Bagaimanapun ‘iddah bagi perempuan hamil karena zina tersebut akan membawa implikasi pada kebolehan akad nikah, dalam arti syah atau tidaknya perkawinan tersebut. Selain itu ‘iddah perempuan hamil karena zina tidak dijelaskan secara eksplisit baik dalam al-Qur’an maupun Sunnah sehingga mengundang perbedaan pendapat dikalangan ulama.
Menurut Syafi’iyyah dan Hanafiyyah perempuan hamil karena zina tidak diwajibkan untuk menjalankan ‘iddah, karena ‘iddah bertujuan untuk menjaga nasab sementara persetubuhan dalam bentuk zina tidak menyebabkan hubungan nasab dengan laki – laki yang menyebabkan hamil.[14])
Sebagian ulama Hanafiyyah menambahkan bahwa terdapat larangan bagi suami untuk menggauli isterinya itu selama masih dalam keadaan hamil sampai isterinya melahirkan.[15]) Adapun menurut Syafi’iyyah tidak ada larangan untuk menggauli isterinya tersebut meskipun masih dalam keadaan hamil.[16])

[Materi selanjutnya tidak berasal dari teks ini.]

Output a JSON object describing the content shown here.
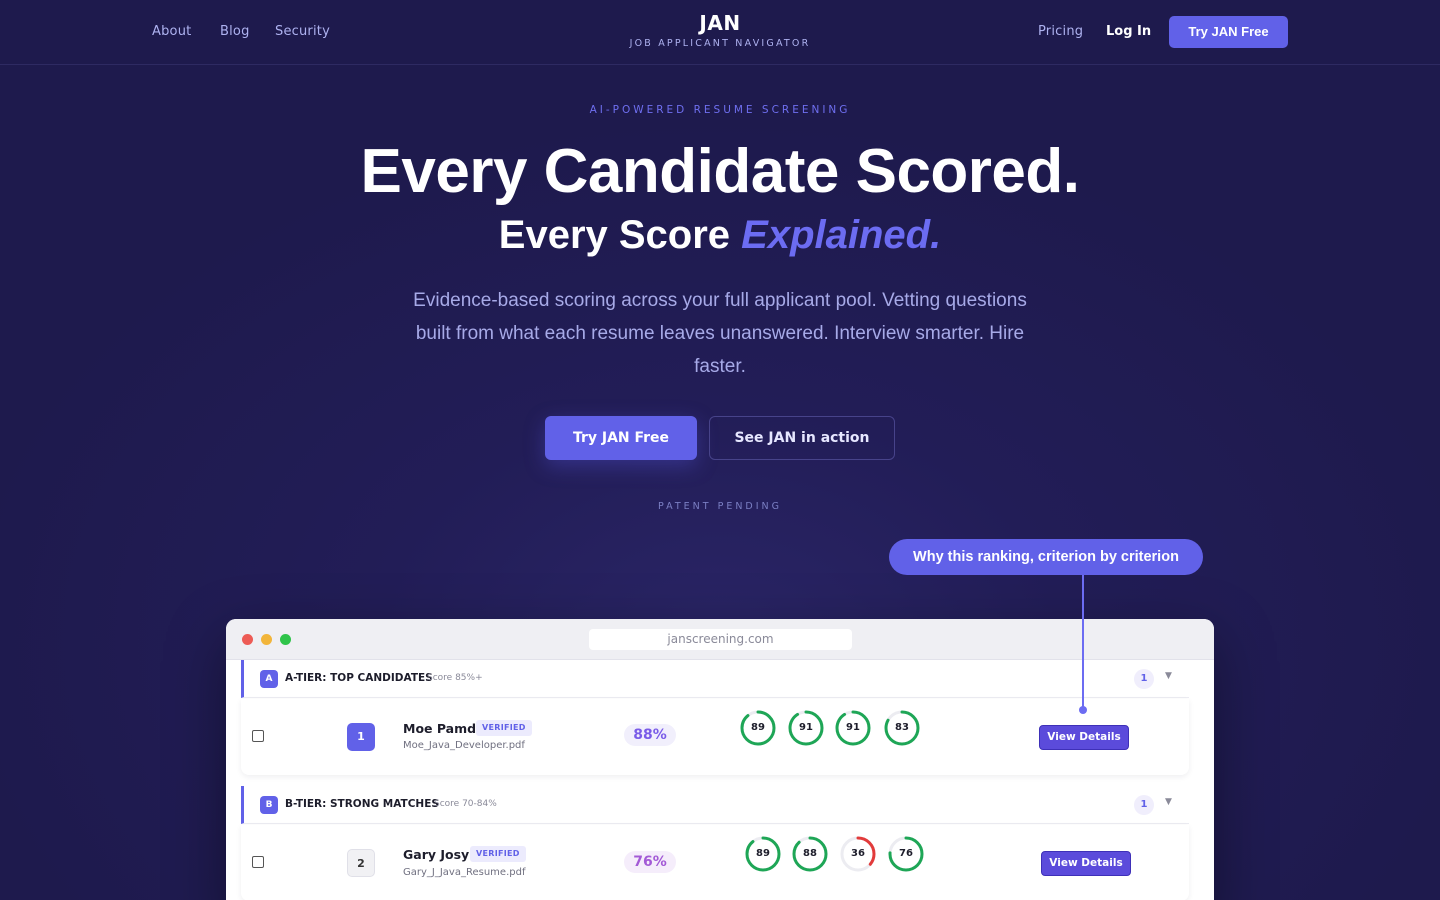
{
  "nav": {
    "left_links": [
      "About",
      "Blog",
      "Security"
    ],
    "logo_title": "JAN",
    "logo_subtitle": "JOB APPLICANT NAVIGATOR",
    "pricing": "Pricing",
    "login": "Log In",
    "cta": "Try JAN Free"
  },
  "hero": {
    "eyebrow": "AI-POWERED RESUME SCREENING",
    "headline": "Every Candidate Scored.",
    "subheadline_plain": "Every Score ",
    "subheadline_accent": "Explained.",
    "lede": "Evidence-based scoring across your full applicant pool. Vetting questions built from what each resume leaves unanswered. Interview smarter. Hire faster.",
    "primary_cta": "Try JAN Free",
    "secondary_cta": "See JAN in action",
    "patent": "PATENT PENDING"
  },
  "callout": "Why this ranking, criterion by criterion",
  "browser": {
    "url": "janscreening.com",
    "tiers": [
      {
        "badge": "A",
        "title": "A-TIER: TOP CANDIDATES",
        "range": "Score 85%+",
        "count": "1",
        "candidate": {
          "rank": "1",
          "name": "Moe Pamdi",
          "verified": "VERIFIED",
          "file": "Moe_Java_Developer.pdf",
          "score": "88%",
          "criteria": [
            89,
            91,
            91,
            83
          ],
          "action": "View Details"
        }
      },
      {
        "badge": "B",
        "title": "B-TIER: STRONG MATCHES",
        "range": "Score 70-84%",
        "count": "1",
        "candidate": {
          "rank": "2",
          "name": "Gary Josy",
          "verified": "VERIFIED",
          "file": "Gary_J_Java_Resume.pdf",
          "score": "76%",
          "criteria": [
            89,
            88,
            36,
            76
          ],
          "action": "View Details"
        }
      }
    ]
  },
  "colors": {
    "background": "#1e1a4d",
    "accent": "#6161e8",
    "gauge_good": "#1ea656",
    "gauge_bad": "#e23b3b",
    "traffic_red": "#ed5b55",
    "traffic_yellow": "#f2b53a",
    "traffic_green": "#2fc44a"
  }
}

Ulama Malikiyyah berpendapat bahwa perempuan yang dicampuri dalam bentuk zina sama hukumnya dengan perempuan yang dicampuri secara syubhat, berdasarkan akad yang batil maupun fasid yaitu dia harus menyucikan dirinya dalam waktu yang sama dengan ‘iddah kecuali jika dikehendaki untuk dilakukan hadd atas dirinya, maka ia cukup menyucikan dirinya dengan satu kali haid.[17])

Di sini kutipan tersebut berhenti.